I've a project which uses git submodules. In my python file I want to use functions from another python file in the submodule project.

In order to work I had to add the init.py file to all subfolders in the path. My folder tree is the following:

myproj
├── gitmodules
│   ├── __init__.py
│   ├── __init__.pyc
│   └── mygitsubmodule
│       ├── __init__.py
│       ├── __init__.pyc
│       └── file.py
└── myfile.py

Is there any way to make it work without touching mygitsubmodule ?

Thanks

3 Answers 3

33

you can add to sys.path in the file you want to be able to access the module, something like:

import sys
sys.path.append("/home/me/myproj/gitmodules")
import mygitsubmodule

This example is adding a path as a raw string to make it clear what's happening. You should really use the more sophisticated, system independent methods described below to determine and assemble the path.

Also, I have found it better, when I used this method, to use sys.path.insert(1, .. as some functionality seems to rely of sys.path[0] being the starting directory of the program.

3
  • 2
    I was hopping a less trickier way (editing the sys.path just for an import..), but I guess that it may not be possible to do it in another way :) Commented Apr 20, 2015 at 12:49
  • 12
    @pedrorijo91: sys.path is the Python load path, not to be confused with the $PATH environment variable or it's equivalents. It's quite lightweight to add to, and doesn't alter your environment. Edit: I would suggest working out the path at runtime instead of hard-coding it. Something involving the current path (os.path.dirname(os.path.abspath(__file__))) and os.path.join Commented Apr 20, 2015 at 13:33
  • See stackoverflow.com/a/73885828/1291935 for how to do this for the entire package at once.
    – DrCord
    Commented Sep 28, 2022 at 17:52
19

I am used to avoiding modifying sys.path.

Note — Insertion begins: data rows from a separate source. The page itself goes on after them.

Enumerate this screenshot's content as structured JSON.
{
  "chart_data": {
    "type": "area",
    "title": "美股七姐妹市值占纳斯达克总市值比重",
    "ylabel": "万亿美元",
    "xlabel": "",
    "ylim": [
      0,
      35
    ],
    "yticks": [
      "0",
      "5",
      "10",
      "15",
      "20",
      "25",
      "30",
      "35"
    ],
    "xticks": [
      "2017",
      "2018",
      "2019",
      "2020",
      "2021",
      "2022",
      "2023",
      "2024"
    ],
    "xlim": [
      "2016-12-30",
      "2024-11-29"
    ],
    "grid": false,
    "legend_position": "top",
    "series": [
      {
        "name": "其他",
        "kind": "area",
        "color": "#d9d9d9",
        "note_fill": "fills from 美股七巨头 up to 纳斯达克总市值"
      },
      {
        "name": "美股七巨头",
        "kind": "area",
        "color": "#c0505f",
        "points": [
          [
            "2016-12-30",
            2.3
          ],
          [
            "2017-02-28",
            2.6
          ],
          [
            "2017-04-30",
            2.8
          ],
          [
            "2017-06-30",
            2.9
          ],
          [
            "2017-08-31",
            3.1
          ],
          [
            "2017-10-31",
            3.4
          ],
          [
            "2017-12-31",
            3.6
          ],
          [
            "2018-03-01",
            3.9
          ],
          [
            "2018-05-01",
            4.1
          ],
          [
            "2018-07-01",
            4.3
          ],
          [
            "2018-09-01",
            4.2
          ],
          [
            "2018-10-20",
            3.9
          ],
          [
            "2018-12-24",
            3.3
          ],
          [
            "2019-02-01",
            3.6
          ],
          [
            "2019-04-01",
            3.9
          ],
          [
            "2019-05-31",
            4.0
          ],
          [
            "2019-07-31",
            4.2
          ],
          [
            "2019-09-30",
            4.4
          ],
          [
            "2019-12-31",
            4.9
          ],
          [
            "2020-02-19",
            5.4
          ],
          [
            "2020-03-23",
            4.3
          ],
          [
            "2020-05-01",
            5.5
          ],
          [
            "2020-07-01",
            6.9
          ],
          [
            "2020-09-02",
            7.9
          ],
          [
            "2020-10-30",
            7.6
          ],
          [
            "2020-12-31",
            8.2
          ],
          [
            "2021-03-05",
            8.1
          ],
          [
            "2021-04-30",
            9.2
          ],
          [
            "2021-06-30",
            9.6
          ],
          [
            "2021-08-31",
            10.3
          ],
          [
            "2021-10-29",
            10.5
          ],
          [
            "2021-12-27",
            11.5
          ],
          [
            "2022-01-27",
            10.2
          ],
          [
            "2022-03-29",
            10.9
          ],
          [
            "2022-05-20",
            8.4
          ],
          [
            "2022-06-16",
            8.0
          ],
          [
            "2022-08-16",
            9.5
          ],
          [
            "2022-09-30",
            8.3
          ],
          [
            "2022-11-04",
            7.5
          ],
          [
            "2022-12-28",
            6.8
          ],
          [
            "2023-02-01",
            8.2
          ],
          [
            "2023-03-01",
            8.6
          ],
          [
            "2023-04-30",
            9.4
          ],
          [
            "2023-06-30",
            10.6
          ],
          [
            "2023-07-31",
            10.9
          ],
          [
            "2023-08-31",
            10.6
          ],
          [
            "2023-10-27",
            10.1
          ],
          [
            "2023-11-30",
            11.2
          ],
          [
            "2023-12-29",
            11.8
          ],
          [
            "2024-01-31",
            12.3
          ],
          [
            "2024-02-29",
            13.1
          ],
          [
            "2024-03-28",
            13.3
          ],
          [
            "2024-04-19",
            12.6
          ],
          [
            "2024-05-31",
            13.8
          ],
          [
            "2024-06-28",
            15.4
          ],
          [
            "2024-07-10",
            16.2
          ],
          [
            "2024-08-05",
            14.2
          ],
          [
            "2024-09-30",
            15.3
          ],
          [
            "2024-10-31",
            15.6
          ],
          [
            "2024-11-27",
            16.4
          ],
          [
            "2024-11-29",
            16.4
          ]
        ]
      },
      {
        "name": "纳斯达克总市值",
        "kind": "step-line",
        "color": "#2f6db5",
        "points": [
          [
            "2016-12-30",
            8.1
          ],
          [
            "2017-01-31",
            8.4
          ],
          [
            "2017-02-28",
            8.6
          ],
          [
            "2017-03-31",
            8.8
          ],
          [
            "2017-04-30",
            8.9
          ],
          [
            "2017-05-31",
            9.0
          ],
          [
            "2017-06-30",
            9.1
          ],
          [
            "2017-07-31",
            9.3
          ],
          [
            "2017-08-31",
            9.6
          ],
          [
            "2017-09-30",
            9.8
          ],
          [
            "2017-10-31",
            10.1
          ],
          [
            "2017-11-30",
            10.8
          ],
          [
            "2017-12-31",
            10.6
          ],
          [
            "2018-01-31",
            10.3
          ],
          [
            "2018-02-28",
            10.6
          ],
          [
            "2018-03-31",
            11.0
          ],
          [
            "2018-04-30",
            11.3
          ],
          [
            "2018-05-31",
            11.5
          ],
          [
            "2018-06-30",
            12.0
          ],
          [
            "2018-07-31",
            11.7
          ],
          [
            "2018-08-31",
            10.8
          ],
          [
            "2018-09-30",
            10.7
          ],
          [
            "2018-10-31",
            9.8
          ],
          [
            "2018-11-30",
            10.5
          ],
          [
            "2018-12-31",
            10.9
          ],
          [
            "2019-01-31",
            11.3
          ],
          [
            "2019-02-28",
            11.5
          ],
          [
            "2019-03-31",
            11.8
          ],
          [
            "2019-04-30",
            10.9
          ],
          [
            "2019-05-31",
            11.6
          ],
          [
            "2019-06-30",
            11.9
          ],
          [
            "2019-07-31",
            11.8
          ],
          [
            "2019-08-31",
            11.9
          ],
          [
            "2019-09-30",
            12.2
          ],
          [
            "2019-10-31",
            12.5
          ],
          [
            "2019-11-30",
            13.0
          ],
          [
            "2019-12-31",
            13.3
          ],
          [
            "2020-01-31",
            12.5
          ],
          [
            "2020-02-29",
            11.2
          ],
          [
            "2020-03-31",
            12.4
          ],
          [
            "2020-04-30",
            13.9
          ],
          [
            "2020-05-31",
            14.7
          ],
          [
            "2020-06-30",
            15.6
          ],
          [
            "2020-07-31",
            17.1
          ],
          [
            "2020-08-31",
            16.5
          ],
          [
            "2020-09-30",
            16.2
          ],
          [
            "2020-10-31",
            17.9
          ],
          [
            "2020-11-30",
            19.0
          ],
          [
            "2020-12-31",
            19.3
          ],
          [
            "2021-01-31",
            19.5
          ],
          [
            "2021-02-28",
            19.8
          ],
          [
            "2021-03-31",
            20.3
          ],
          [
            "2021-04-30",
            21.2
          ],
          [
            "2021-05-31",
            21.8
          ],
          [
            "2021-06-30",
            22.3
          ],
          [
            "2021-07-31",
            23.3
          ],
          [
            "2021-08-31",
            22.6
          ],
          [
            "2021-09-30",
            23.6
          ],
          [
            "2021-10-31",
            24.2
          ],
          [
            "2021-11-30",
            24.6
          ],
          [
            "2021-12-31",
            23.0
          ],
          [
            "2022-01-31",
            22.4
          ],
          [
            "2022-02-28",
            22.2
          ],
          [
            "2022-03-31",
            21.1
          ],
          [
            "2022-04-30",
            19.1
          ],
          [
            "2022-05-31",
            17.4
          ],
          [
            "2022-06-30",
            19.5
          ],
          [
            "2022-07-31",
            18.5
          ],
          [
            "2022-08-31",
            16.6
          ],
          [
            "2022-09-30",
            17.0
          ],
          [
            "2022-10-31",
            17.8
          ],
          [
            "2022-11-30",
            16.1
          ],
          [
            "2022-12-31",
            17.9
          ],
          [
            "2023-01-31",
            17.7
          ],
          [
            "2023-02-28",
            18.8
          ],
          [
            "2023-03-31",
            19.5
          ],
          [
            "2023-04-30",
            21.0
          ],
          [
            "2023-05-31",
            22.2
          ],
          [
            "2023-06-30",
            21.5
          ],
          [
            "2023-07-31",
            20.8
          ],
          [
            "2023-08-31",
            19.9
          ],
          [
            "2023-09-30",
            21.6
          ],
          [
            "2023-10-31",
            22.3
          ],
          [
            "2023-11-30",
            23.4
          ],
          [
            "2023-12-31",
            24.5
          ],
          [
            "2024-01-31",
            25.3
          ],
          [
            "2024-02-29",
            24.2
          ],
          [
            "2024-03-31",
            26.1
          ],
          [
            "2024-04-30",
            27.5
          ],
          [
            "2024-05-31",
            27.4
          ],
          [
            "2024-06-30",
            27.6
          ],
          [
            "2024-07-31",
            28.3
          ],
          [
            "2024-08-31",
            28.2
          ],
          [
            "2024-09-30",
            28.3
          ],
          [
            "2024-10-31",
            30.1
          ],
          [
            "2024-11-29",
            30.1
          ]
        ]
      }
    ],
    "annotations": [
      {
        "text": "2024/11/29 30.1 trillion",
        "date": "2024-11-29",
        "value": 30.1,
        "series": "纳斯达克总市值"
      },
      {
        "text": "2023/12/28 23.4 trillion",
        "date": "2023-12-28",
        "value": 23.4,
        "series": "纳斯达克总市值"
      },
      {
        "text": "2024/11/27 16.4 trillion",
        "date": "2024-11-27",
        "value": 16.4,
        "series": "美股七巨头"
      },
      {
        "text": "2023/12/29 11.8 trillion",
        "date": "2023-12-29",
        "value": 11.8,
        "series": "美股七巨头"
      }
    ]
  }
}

The problem is, when using git submodule, submodule is a project directory, not a Python package. There is a "gap" between your module and that package, so you can't import.

Suppose you have created a submodule named foo_project, and there is a foo package inside.

.
├── foo_project
│   ├── README.rst
│   └── foo
│       └── __init__.py
└── main.py

My solution will be creating a soft link to expose that package to your module:

ln -s foo_project/foo foo
.
├── foo_project
│   ├── README.rst
│   └── foo
│       └── __init__.py
├── foo -> foo_project/foo
└── main.py

Now you can import foo in the main.py.

1
  • 2
    That might work, if the imported file doesn't depend on other files within foo_project. It unfortunately fails, if there are json files loaded or other stuff.
    – Michael
    Commented Feb 4, 2021 at 17:55
4

For reference,

       from submodulefolder.file import func_name   

or

       import submodulefolder.file as lib_name

where file excludes the extension of file.py, seems to work in relative terms without modifying the subfolder / git submodule with a init.py since python 3.3+, as shown here.

Tested on py3.8.5 linux native and py3.7.8 anaconda Windows, both in Spyder's Ipython-console, as well as natively on linux via terminal.